Cada história tem o espaço democrático de vinte páginas para criticar a democracia, desigualdade social, jeitinho brasileiro e tudo o mais. Sem compartilhar do mesmo universo, os autores das HQs criam realidades independentes e aproveitam da vasta região e versatilidade do Brasil.
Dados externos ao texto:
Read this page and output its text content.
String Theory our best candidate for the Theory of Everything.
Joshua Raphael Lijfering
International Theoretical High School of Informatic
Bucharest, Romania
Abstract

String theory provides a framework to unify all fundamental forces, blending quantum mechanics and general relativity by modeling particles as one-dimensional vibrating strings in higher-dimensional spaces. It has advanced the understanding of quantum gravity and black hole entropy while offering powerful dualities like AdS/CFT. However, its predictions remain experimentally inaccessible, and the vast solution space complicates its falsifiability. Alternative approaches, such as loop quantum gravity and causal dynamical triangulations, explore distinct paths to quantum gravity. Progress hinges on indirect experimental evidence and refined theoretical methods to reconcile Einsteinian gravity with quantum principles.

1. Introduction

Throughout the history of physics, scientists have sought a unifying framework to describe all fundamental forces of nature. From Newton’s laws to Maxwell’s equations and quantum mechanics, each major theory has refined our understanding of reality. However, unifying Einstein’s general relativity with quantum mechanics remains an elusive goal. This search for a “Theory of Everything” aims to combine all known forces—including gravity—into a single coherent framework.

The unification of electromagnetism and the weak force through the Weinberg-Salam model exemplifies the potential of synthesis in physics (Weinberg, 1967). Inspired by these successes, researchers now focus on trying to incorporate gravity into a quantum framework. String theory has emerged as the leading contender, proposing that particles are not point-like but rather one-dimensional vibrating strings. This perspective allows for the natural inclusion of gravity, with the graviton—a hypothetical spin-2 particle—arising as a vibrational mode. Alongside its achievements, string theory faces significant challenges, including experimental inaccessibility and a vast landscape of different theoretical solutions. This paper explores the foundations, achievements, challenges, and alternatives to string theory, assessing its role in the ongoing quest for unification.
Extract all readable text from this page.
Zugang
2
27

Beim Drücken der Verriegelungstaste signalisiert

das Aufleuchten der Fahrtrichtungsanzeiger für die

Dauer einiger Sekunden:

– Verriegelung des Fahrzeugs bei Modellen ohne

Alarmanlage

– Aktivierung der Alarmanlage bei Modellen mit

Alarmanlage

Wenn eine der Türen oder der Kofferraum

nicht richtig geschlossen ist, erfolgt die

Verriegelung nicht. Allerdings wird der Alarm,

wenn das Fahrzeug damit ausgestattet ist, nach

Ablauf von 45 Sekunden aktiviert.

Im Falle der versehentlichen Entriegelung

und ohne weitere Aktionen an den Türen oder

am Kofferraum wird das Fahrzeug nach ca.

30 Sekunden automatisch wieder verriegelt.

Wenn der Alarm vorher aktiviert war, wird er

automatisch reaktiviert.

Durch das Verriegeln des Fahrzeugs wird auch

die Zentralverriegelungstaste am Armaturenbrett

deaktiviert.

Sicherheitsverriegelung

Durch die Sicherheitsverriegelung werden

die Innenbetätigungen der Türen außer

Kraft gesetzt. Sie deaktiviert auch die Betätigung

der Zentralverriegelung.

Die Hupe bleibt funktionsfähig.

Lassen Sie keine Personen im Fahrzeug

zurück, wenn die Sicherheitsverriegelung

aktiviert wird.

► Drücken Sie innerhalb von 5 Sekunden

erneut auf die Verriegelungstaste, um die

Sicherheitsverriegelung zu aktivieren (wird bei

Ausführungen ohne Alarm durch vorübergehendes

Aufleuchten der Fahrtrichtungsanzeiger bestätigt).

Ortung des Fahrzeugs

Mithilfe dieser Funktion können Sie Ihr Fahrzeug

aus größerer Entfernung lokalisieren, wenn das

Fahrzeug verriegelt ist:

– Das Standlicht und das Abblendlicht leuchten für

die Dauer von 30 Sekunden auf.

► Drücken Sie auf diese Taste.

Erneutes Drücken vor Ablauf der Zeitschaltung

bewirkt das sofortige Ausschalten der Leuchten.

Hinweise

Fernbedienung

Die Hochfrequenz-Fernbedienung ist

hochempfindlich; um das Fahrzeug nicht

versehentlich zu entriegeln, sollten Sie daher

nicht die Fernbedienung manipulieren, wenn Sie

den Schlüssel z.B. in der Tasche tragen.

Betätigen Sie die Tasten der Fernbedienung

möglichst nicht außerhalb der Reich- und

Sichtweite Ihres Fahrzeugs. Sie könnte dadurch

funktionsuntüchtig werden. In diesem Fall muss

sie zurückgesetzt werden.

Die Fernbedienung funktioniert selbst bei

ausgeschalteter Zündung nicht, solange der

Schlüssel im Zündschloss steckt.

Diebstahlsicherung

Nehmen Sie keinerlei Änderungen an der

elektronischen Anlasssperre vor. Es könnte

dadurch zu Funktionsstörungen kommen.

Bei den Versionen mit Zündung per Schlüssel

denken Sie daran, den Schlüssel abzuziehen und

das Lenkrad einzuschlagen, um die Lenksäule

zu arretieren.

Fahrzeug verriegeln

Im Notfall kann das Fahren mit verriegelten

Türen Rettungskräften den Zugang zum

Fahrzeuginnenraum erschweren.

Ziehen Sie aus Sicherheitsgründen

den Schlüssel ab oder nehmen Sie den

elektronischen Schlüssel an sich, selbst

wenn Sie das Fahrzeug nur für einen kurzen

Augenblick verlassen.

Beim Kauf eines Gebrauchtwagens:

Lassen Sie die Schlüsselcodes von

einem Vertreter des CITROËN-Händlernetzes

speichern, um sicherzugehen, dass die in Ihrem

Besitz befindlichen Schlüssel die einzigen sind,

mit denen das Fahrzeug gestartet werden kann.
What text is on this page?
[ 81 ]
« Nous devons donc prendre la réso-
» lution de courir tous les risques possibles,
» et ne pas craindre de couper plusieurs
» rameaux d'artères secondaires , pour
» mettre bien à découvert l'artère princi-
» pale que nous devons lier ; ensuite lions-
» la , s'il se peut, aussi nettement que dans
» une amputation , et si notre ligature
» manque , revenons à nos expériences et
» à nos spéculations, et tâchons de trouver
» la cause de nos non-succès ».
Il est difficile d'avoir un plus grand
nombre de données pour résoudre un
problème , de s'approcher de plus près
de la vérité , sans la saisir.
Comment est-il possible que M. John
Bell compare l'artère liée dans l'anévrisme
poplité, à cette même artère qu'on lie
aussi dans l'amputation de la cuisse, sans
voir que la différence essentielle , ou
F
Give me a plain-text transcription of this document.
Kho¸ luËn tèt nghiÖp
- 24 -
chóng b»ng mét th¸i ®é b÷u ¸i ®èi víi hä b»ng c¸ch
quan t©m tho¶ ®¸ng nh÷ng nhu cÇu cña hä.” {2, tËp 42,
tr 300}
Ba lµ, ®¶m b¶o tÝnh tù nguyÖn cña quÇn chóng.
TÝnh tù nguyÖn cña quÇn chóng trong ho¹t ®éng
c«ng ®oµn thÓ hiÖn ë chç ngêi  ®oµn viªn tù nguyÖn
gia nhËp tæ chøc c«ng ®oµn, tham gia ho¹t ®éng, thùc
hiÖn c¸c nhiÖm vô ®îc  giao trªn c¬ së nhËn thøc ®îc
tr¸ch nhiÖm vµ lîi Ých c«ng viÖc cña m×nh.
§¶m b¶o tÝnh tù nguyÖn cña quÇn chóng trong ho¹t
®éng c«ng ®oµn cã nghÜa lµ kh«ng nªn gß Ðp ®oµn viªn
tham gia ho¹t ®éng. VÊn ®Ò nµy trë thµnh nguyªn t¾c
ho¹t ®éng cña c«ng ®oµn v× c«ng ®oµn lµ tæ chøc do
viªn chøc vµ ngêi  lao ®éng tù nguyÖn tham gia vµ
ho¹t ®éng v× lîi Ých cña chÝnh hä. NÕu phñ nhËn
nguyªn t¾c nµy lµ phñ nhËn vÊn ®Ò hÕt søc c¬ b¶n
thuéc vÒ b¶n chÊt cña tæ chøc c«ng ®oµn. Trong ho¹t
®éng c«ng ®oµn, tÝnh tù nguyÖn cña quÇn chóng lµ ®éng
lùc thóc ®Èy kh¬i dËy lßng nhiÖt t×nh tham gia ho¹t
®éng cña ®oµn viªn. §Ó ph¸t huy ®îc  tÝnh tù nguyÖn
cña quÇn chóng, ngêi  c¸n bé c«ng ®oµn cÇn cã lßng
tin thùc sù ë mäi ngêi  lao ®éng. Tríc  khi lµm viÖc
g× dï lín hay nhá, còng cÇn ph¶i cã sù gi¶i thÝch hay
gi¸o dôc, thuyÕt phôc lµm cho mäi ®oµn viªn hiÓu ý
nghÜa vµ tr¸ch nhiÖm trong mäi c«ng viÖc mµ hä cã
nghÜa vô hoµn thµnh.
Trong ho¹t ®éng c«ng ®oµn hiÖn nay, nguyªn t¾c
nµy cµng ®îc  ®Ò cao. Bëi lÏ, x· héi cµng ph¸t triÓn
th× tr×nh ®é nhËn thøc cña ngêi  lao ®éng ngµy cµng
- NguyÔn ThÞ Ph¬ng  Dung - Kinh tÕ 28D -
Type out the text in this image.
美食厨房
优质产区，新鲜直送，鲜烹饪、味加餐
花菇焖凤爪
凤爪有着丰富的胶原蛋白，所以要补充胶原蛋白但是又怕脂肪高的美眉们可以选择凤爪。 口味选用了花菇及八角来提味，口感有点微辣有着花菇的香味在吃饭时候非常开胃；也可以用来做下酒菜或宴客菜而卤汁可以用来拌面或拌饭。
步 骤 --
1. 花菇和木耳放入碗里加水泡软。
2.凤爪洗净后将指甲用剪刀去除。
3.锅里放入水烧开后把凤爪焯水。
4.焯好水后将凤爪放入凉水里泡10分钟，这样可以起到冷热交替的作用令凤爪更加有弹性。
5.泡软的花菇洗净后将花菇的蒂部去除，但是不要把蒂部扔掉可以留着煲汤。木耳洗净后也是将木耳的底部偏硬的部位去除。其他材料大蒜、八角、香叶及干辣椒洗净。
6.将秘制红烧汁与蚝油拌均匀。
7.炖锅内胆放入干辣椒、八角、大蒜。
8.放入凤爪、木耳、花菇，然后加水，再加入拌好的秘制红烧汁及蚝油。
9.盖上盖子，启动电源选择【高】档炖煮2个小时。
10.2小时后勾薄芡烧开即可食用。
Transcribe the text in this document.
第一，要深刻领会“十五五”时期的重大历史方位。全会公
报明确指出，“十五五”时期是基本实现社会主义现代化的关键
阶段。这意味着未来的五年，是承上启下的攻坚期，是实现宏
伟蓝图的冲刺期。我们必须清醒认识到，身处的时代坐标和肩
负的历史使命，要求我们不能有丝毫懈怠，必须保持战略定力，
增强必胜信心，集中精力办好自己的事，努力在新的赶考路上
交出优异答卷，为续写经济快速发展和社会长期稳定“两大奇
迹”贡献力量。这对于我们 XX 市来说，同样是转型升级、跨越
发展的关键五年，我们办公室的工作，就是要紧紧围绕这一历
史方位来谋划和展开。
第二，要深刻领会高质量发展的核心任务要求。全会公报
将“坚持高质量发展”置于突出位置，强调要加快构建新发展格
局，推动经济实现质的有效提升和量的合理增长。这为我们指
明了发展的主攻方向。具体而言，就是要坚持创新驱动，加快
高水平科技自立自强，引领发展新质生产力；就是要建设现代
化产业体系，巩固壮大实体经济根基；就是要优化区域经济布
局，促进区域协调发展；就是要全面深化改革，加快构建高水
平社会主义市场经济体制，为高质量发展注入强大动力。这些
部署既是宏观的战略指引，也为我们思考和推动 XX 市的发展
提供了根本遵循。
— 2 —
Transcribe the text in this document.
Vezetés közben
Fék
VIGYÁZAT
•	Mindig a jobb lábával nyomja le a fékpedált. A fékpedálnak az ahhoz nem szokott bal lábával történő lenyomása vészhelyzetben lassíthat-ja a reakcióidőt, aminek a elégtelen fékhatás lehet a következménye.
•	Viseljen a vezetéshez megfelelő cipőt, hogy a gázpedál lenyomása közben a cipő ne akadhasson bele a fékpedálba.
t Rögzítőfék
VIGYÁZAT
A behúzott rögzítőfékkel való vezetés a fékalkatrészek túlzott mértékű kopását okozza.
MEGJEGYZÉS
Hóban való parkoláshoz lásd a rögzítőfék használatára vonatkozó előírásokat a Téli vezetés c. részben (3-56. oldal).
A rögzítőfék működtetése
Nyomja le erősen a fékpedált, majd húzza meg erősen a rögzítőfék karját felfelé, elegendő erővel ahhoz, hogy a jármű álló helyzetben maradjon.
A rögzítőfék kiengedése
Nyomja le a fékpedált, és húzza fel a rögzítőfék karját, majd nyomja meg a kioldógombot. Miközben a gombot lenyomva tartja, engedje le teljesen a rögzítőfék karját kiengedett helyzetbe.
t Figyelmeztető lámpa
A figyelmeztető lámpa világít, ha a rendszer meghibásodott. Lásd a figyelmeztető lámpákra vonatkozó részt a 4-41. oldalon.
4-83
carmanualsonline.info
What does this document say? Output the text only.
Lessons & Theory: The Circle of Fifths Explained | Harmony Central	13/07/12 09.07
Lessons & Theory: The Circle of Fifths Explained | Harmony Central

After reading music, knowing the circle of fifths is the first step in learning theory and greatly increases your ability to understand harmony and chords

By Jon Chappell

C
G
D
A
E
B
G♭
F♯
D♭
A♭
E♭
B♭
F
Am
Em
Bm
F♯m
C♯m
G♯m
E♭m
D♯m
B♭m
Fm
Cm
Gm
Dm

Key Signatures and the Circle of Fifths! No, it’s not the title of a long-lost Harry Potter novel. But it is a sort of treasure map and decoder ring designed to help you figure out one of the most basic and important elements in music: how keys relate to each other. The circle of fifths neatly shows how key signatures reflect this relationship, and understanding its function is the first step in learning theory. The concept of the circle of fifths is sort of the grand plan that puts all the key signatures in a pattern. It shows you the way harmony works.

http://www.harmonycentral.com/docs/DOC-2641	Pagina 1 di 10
Nem sempre há maniqueísmo, como demonstra o título da primeira história, Só os Vilão tentam sobreviver nas ruas sujas marcadas pela tecnologia e as pichações persistentes. Conflitos entre opressores e oprimidos são marcados com personagens cinzas, possíveis de reconhecer estereótipos de alguém que convive conosco ou esbraveja repúdios nas redes sociais. Há ainda os culpados passivos em jornadas de redenção após serem forçados a causarem males à sociedade.

A vida é um tédio repetitivo

Periferia Cyberpunk oferece tapas na cara e representatividade nas diferentes realidades sociais, étnicas e éticas. Tem seu viés político bem ressaltado, mas os argumentos ilustrados são além de mimimi.

O único privilégio deste livro consiste em reconhecer a nossa identidade urbana sob as camadas tecnológicas do cyberpunk. Enxergue a sujeira responsável pelas desigualdades, a corrupção coagulada no sangue de corpos desmembrados e rostos deformados. Essas ilustrações têm apelo visual útil em lembrar a ficarmos chocados com o que vemos nas notícias pelas mídias, hoje tão comuns por assistirmos a história se repetir.